In his new laboratory on Beinn Bhreagh across the bay from Baddeck, Alec Bell conducted experiments, built mammoth kites, airplanes, hydrofoil boats, and, during World War I, lifeboats for the Royal Canadian Navy. The Bells provided steady employment for many in the village; while Mabel Bell did much to foster home industries, among them the hooking of rugs for which the village of Chéticamp is in the present day famous.

=== Aviation ===
Bell undertook experiments with tetrahedral kites at his lab in Baddeck. On 6 December 1907, Thomas Etholen Selfridge piloted Bell's AEA Cygnet as it was towed into the air behind a motorboat, eventually reaching a height of 168 ft in what was the first recorded heavier-than-air flight in Canada. These experiments latter allowed Baddeck to become the site of the first controlled powered aircraft to fly in Canada and the British Empire. Bell's aircraft, named the Silver Dart, was first flown from the ice of Baddeck Bay on 23 February 1909 by Bell's associate, J.A.D. McCurdy.
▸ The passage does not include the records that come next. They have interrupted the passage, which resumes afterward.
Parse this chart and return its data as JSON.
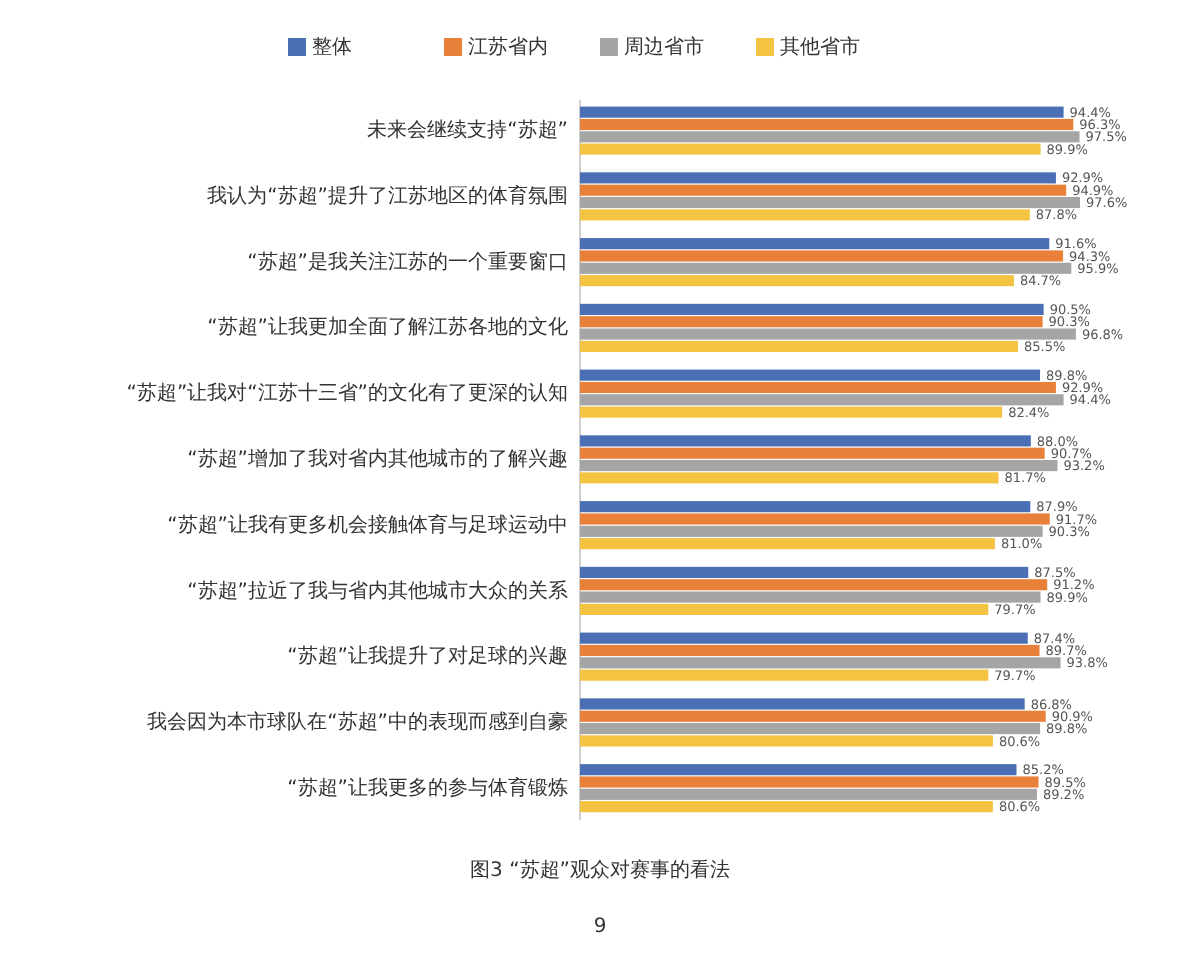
{
  "chart_data": {
    "type": "bar",
    "orientation": "horizontal",
    "legend": "top",
    "categories": [
      "未来会继续支持“苏超”",
      "我认为“苏超”提升了江苏地区的体育氛围",
      "“苏超”是我关注江苏的一个重要窗口",
      "“苏超”让我更加全面了解江苏各地的文化",
      "“苏超”让我对“江苏十三省”的文化有了更深的认知",
      "“苏超”增加了我对省内其他城市的了解兴趣",
      "“苏超”让我有更多机会接触体育与足球运动中",
      "“苏超”拉近了我与省内其他城市大众的关系",
      "“苏超”让我提升了对足球的兴趣",
      "我会因为本市球队在“苏超”中的表现而感到自豪",
      "“苏超”让我更多的参与体育锻炼"
    ],
    "series": [
      {
        "name": "整体",
        "color": "#4a6fb5",
        "values": [
          94.4,
          92.9,
          91.6,
          90.5,
          89.8,
          88.0,
          87.9,
          87.5,
          87.4,
          86.8,
          85.2
        ],
        "value_labels": [
          "94.4%",
          "92.9%",
          "91.6%",
          "90.5%",
          "89.8%",
          "88.0%",
          "87.9%",
          "87.5%",
          "87.4%",
          "86.8%",
          "85.2%"
        ]
      },
      {
        "name": "江苏省内",
        "color": "#e8803a",
        "values": [
          96.3,
          94.9,
          94.3,
          90.3,
          92.9,
          90.7,
          91.7,
          91.2,
          89.7,
          90.9,
          89.5
        ],
        "value_labels": [
          "96.3%",
          "94.9%",
          "94.3%",
          "90.3%",
          "92.9%",
          "90.7%",
          "91.7%",
          "91.2%",
          "89.7%",
          "90.9%",
          "89.5%"
        ]
      },
      {
        "name": "周边省市",
        "color": "#a5a5a5",
        "values": [
          97.5,
          97.6,
          95.9,
          96.8,
          94.4,
          93.2,
          90.3,
          89.9,
          93.8,
          89.8,
          89.2
        ],
        "value_labels": [
          "97.5%",
          "97.6%",
          "95.9%",
          "96.8%",
          "94.4%",
          "93.2%",
          "90.3%",
          "89.9%",
          "93.8%",
          "89.8%",
          "89.2%"
        ]
      },
      {
        "name": "其他省市",
        "color": "#f5c342",
        "values": [
          89.9,
          87.8,
          84.7,
          85.5,
          82.4,
          81.7,
          81.0,
          79.7,
          79.7,
          80.6,
          80.6
        ],
        "value_labels": [
          "89.9%",
          "87.8%",
          "84.7%",
          "85.5%",
          "82.4%",
          "81.7%",
          "81.0%",
          "79.7%",
          "79.7%",
          "80.6%",
          "80.6%"
        ]
      }
    ],
    "annotations": [
      "图3 “苏超”观众对赛事的看法",
      "9"
    ]
  }
}
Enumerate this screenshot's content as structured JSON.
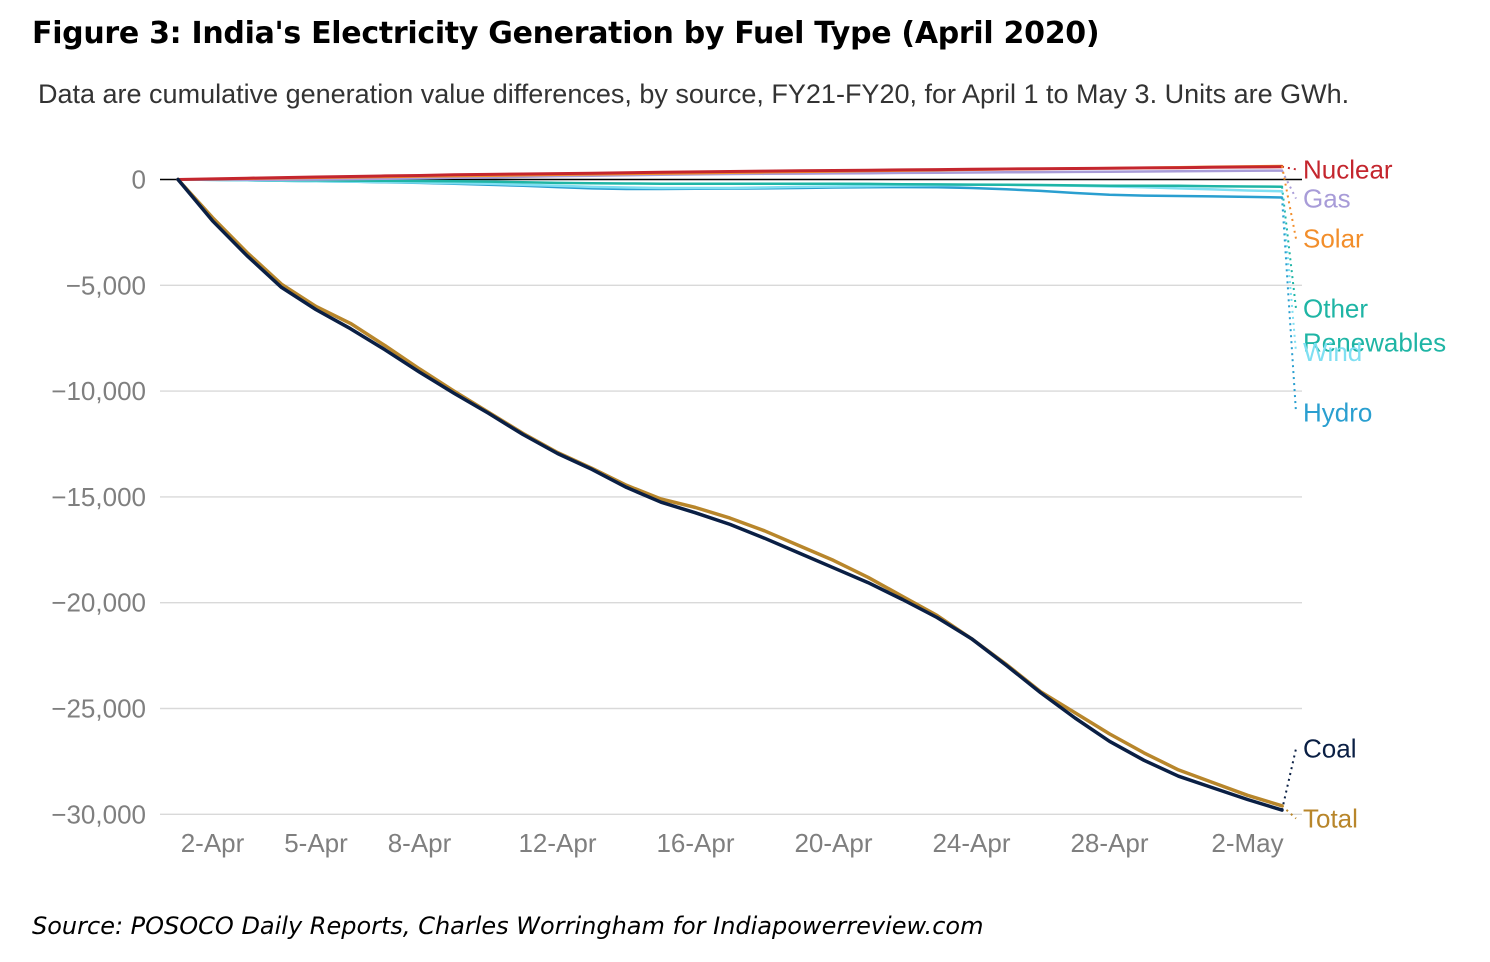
{
  "figure": {
    "title": "Figure 3: India's Electricity Generation by Fuel Type (April 2020)",
    "subtitle": "Data are cumulative generation value differences, by source, FY21-FY20, for April 1 to May 3. Units are GWh.",
    "source": "Source: POSOCO Daily Reports, Charles Worringham for Indiapowerreview.com"
  },
  "chart_data": {
    "type": "line",
    "title": "Figure 3: India's Electricity Generation by Fuel Type (April 2020)",
    "subtitle": "Data are cumulative generation value differences, by source, FY21-FY20, for April 1 to May 3. Units are GWh.",
    "xlabel": "",
    "ylabel": "",
    "x": [
      "2020-04-01",
      "2020-04-02",
      "2020-04-03",
      "2020-04-04",
      "2020-04-05",
      "2020-04-06",
      "2020-04-07",
      "2020-04-08",
      "2020-04-09",
      "2020-04-10",
      "2020-04-11",
      "2020-04-12",
      "2020-04-13",
      "2020-04-14",
      "2020-04-15",
      "2020-04-16",
      "2020-04-17",
      "2020-04-18",
      "2020-04-19",
      "2020-04-20",
      "2020-04-21",
      "2020-04-22",
      "2020-04-23",
      "2020-04-24",
      "2020-04-25",
      "2020-04-26",
      "2020-04-27",
      "2020-04-28",
      "2020-04-29",
      "2020-04-30",
      "2020-05-01",
      "2020-05-02",
      "2020-05-03"
    ],
    "x_ticks": [
      {
        "x": "2020-04-02",
        "label": "2-Apr"
      },
      {
        "x": "2020-04-05",
        "label": "5-Apr"
      },
      {
        "x": "2020-04-08",
        "label": "8-Apr"
      },
      {
        "x": "2020-04-12",
        "label": "12-Apr"
      },
      {
        "x": "2020-04-16",
        "label": "16-Apr"
      },
      {
        "x": "2020-04-20",
        "label": "20-Apr"
      },
      {
        "x": "2020-04-24",
        "label": "24-Apr"
      },
      {
        "x": "2020-04-28",
        "label": "28-Apr"
      },
      {
        "x": "2020-05-02",
        "label": "2-May"
      }
    ],
    "y_ticks": [
      {
        "value": 0,
        "label": "0"
      },
      {
        "value": -5000,
        "label": "−5,000"
      },
      {
        "value": -10000,
        "label": "−10,000"
      },
      {
        "value": -15000,
        "label": "−15,000"
      },
      {
        "value": -20000,
        "label": "−20,000"
      },
      {
        "value": -25000,
        "label": "−25,000"
      },
      {
        "value": -30000,
        "label": "−30,000"
      }
    ],
    "ylim": [
      -30800,
      1500
    ],
    "grid": true,
    "legend": "direct labels at right end of lines",
    "series": [
      {
        "name": "Total",
        "color": "#b8862b",
        "width": 3.5,
        "label_value": -30200,
        "values": [
          0,
          -1800,
          -3450,
          -4950,
          -6000,
          -6800,
          -7850,
          -8950,
          -10000,
          -11000,
          -12000,
          -12900,
          -13650,
          -14450,
          -15100,
          -15500,
          -16000,
          -16600,
          -17300,
          -18000,
          -18800,
          -19700,
          -20600,
          -21700,
          -22900,
          -24200,
          -25200,
          -26200,
          -27100,
          -27900,
          -28500,
          -29100,
          -29600
        ]
      },
      {
        "name": "Coal",
        "color": "#0a1f44",
        "width": 3.5,
        "label_value": -26900,
        "values": [
          0,
          -1950,
          -3600,
          -5100,
          -6150,
          -7050,
          -8050,
          -9100,
          -10100,
          -11050,
          -12050,
          -12950,
          -13700,
          -14550,
          -15250,
          -15750,
          -16300,
          -16950,
          -17650,
          -18350,
          -19050,
          -19850,
          -20700,
          -21700,
          -22950,
          -24250,
          -25450,
          -26550,
          -27450,
          -28200,
          -28750,
          -29300,
          -29800
        ]
      },
      {
        "name": "Nuclear",
        "color": "#c4262e",
        "width": 3,
        "label_value": 480,
        "values": [
          0,
          30,
          60,
          90,
          120,
          140,
          170,
          190,
          220,
          240,
          260,
          280,
          300,
          320,
          340,
          360,
          380,
          395,
          410,
          425,
          440,
          455,
          470,
          480,
          495,
          510,
          520,
          535,
          550,
          560,
          575,
          590,
          600
        ]
      },
      {
        "name": "Gas",
        "color": "#a89cd8",
        "width": 2.5,
        "label_value": -900,
        "values": [
          0,
          -5,
          -10,
          -10,
          0,
          20,
          40,
          60,
          80,
          100,
          130,
          160,
          180,
          200,
          220,
          240,
          260,
          270,
          280,
          290,
          300,
          310,
          320,
          330,
          340,
          350,
          360,
          370,
          380,
          390,
          400,
          410,
          420
        ]
      },
      {
        "name": "Solar",
        "color": "#f28e2b",
        "width": 2.5,
        "label_value": -2800,
        "values": [
          0,
          20,
          40,
          60,
          80,
          100,
          120,
          140,
          160,
          180,
          200,
          220,
          240,
          260,
          280,
          300,
          320,
          340,
          360,
          380,
          400,
          420,
          440,
          460,
          480,
          500,
          520,
          540,
          560,
          580,
          600,
          620,
          640
        ]
      },
      {
        "name": "Other\nRenewables",
        "color": "#1fb5a5",
        "width": 2.5,
        "label_value": -6100,
        "values": [
          0,
          -10,
          -20,
          -30,
          -40,
          -50,
          -60,
          -70,
          -80,
          -100,
          -130,
          -160,
          -180,
          -190,
          -200,
          -200,
          -200,
          -200,
          -200,
          -200,
          -210,
          -220,
          -230,
          -240,
          -250,
          -260,
          -280,
          -300,
          -300,
          -300,
          -320,
          -330,
          -340
        ]
      },
      {
        "name": "Wind",
        "color": "#7fdff2",
        "width": 2.5,
        "label_value": -8150,
        "values": [
          0,
          -20,
          -40,
          -60,
          -80,
          -100,
          -120,
          -140,
          -170,
          -200,
          -250,
          -300,
          -350,
          -380,
          -400,
          -400,
          -400,
          -380,
          -350,
          -330,
          -310,
          -290,
          -270,
          -250,
          -250,
          -270,
          -300,
          -330,
          -370,
          -420,
          -470,
          -520,
          -560
        ]
      },
      {
        "name": "Hydro",
        "color": "#2a9fd0",
        "width": 2.5,
        "label_value": -11000,
        "values": [
          0,
          -20,
          -40,
          -60,
          -80,
          -100,
          -130,
          -160,
          -200,
          -250,
          -300,
          -360,
          -420,
          -450,
          -450,
          -440,
          -430,
          -420,
          -400,
          -380,
          -370,
          -360,
          -370,
          -400,
          -460,
          -540,
          -640,
          -720,
          -760,
          -780,
          -800,
          -820,
          -850
        ]
      }
    ]
  },
  "colors": {
    "grid": "#d9d9d9",
    "zero_line": "#000000",
    "tick_text": "#7f7f7f"
  }
}
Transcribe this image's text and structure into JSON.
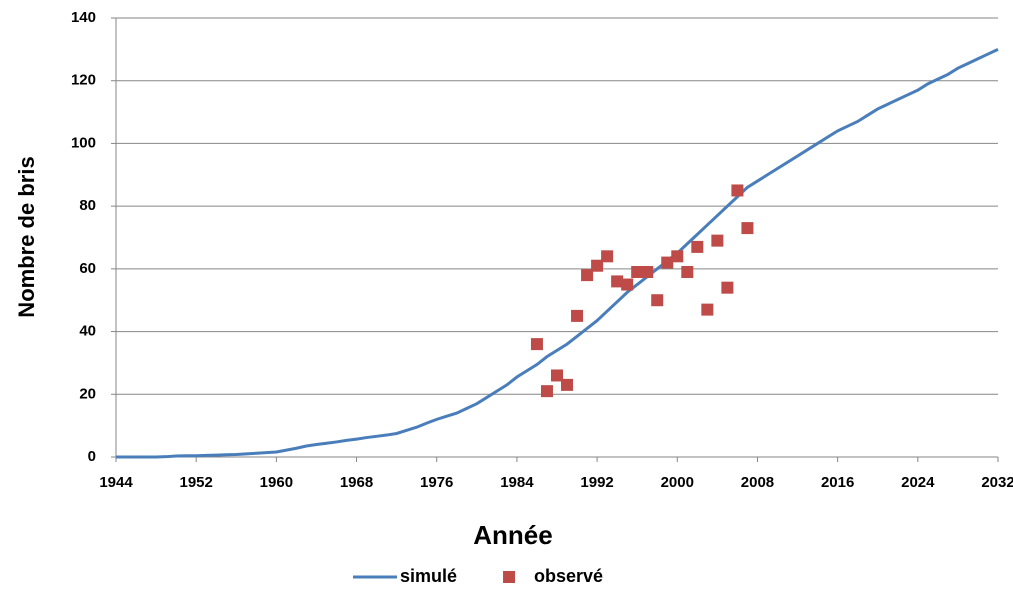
{
  "chart_data": {
    "type": "line-scatter",
    "x_label": "Année",
    "y_label": "Nombre de bris",
    "xlim": [
      1944,
      2032
    ],
    "xticks": [
      1944,
      1952,
      1960,
      1968,
      1976,
      1984,
      1992,
      2000,
      2008,
      2016,
      2024,
      2032
    ],
    "ylim": [
      0,
      140
    ],
    "yticks": [
      0,
      20,
      40,
      60,
      80,
      100,
      120,
      140
    ],
    "grid": true,
    "legend": "bottom",
    "series": [
      {
        "name": "simulé",
        "kind": "line",
        "color": "#4a7ebb",
        "x": [
          1944,
          1945,
          1946,
          1947,
          1948,
          1949,
          1950,
          1951,
          1952,
          1953,
          1954,
          1955,
          1956,
          1957,
          1958,
          1959,
          1960,
          1961,
          1962,
          1963,
          1964,
          1965,
          1966,
          1967,
          1968,
          1969,
          1970,
          1971,
          1972,
          1973,
          1974,
          1975,
          1976,
          1977,
          1978,
          1979,
          1980,
          1981,
          1982,
          1983,
          1984,
          1985,
          1986,
          1987,
          1988,
          1989,
          1990,
          1991,
          1992,
          1993,
          1994,
          1995,
          1996,
          1997,
          1998,
          1999,
          2000,
          2001,
          2002,
          2003,
          2004,
          2005,
          2006,
          2007,
          2008,
          2009,
          2010,
          2011,
          2012,
          2013,
          2014,
          2015,
          2016,
          2017,
          2018,
          2019,
          2020,
          2021,
          2022,
          2023,
          2024,
          2025,
          2026,
          2027,
          2028,
          2029,
          2030,
          2031,
          2032
        ],
        "values": [
          0,
          0,
          0,
          0,
          0,
          0.1,
          0.3,
          0.4,
          0.4,
          0.5,
          0.6,
          0.7,
          0.8,
          1,
          1.2,
          1.4,
          1.6,
          2.2,
          2.8,
          3.5,
          4,
          4.4,
          4.8,
          5.3,
          5.7,
          6.2,
          6.6,
          7,
          7.5,
          8.5,
          9.5,
          10.8,
          12,
          13,
          14,
          15.5,
          17,
          19,
          21,
          23,
          25.5,
          27.5,
          29.5,
          32,
          34,
          36,
          38.5,
          41,
          43.5,
          46.5,
          49.5,
          52.5,
          55,
          57.5,
          60,
          62.5,
          65,
          68,
          71,
          74,
          77,
          80,
          83,
          86,
          88,
          90,
          92,
          94,
          96,
          98,
          100,
          102,
          104,
          105.5,
          107,
          109,
          111,
          112.5,
          114,
          115.5,
          117,
          119,
          120.5,
          122,
          124,
          125.5,
          127,
          128.5,
          130
        ]
      },
      {
        "name": "observé",
        "kind": "scatter",
        "color": "#be4b48",
        "x": [
          1986,
          1987,
          1988,
          1989,
          1990,
          1991,
          1992,
          1993,
          1994,
          1995,
          1996,
          1997,
          1998,
          1999,
          2000,
          2001,
          2002,
          2003,
          2004,
          2005,
          2006,
          2007
        ],
        "values": [
          36,
          21,
          26,
          23,
          45,
          58,
          61,
          64,
          56,
          55,
          59,
          59,
          50,
          62,
          64,
          59,
          67,
          47,
          69,
          54,
          85,
          73
        ]
      }
    ]
  }
}
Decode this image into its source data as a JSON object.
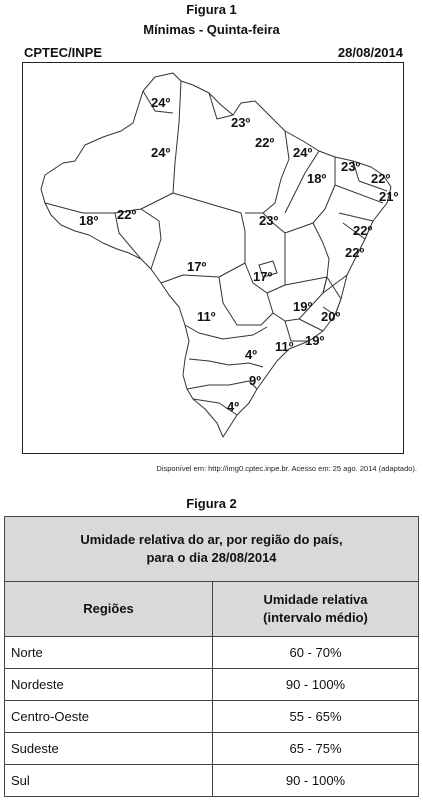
{
  "figure1": {
    "label": "Figura 1",
    "subtitle": "Mínimas - Quinta-feira",
    "source": "CPTEC/INPE",
    "date": "28/08/2014",
    "temperatures": [
      "24º",
      "24º",
      "23º",
      "22º",
      "24º",
      "23º",
      "22º",
      "18º",
      "21º",
      "18º",
      "22º",
      "23º",
      "22º",
      "22º",
      "17º",
      "17º",
      "19º",
      "11º",
      "20º",
      "4º",
      "11º",
      "19º",
      "9º",
      "4º"
    ],
    "credit": "Disponível em: http://img0.cptec.inpe.br. Acesso em: 25 ago. 2014 (adaptado)."
  },
  "figure2": {
    "label": "Figura 2",
    "caption_line1": "Umidade relativa do ar, por região do país,",
    "caption_line2": "para o dia 28/08/2014",
    "col_region": "Regiões",
    "col_humidity_line1": "Umidade relativa",
    "col_humidity_line2": "(intervalo médio)",
    "rows": [
      {
        "region": "Norte",
        "value": "60 - 70%"
      },
      {
        "region": "Nordeste",
        "value": "90 - 100%"
      },
      {
        "region": "Centro-Oeste",
        "value": "55 - 65%"
      },
      {
        "region": "Sudeste",
        "value": "65 - 75%"
      },
      {
        "region": "Sul",
        "value": "90 - 100%"
      }
    ]
  }
}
In the months after the flight of the Silver Dart, Bell's associates Casey Baldwin and McCurdy established the Canadian Aerodrome Company in Baddeck with Bell's financial backing. It was the first commercial aircraft manufacturer in the British Empire and it produced the first Canadian designed and built aircraft in 1909, the Baddeck No. 1, and a copy named the Baddeck No. 2. They also produced the Hubbard Monoplane in 1910, the first Canadian plane built for export. McCurdy and Baldwin also built Bell's experimental Bell Oionus I, though it never took flight. The Canadian Aerodrome Company ceased operations in 1910.

=== Hydrofoils ===
Another one of Bell's experimental craft, the hydrofoil HD-4 (once piloted by Mabel Bell) established the world watercraft speed record in 1917 after traveling at 71 mph across Baddeck Bay (part of Bras d'Or Lake) – a speed record that endured for 20 years. In 1968 the Canadian Forces named a new experimental hydrofoil patrol ship in honor of those early experiments. (see Frederick Walker Baldwin.)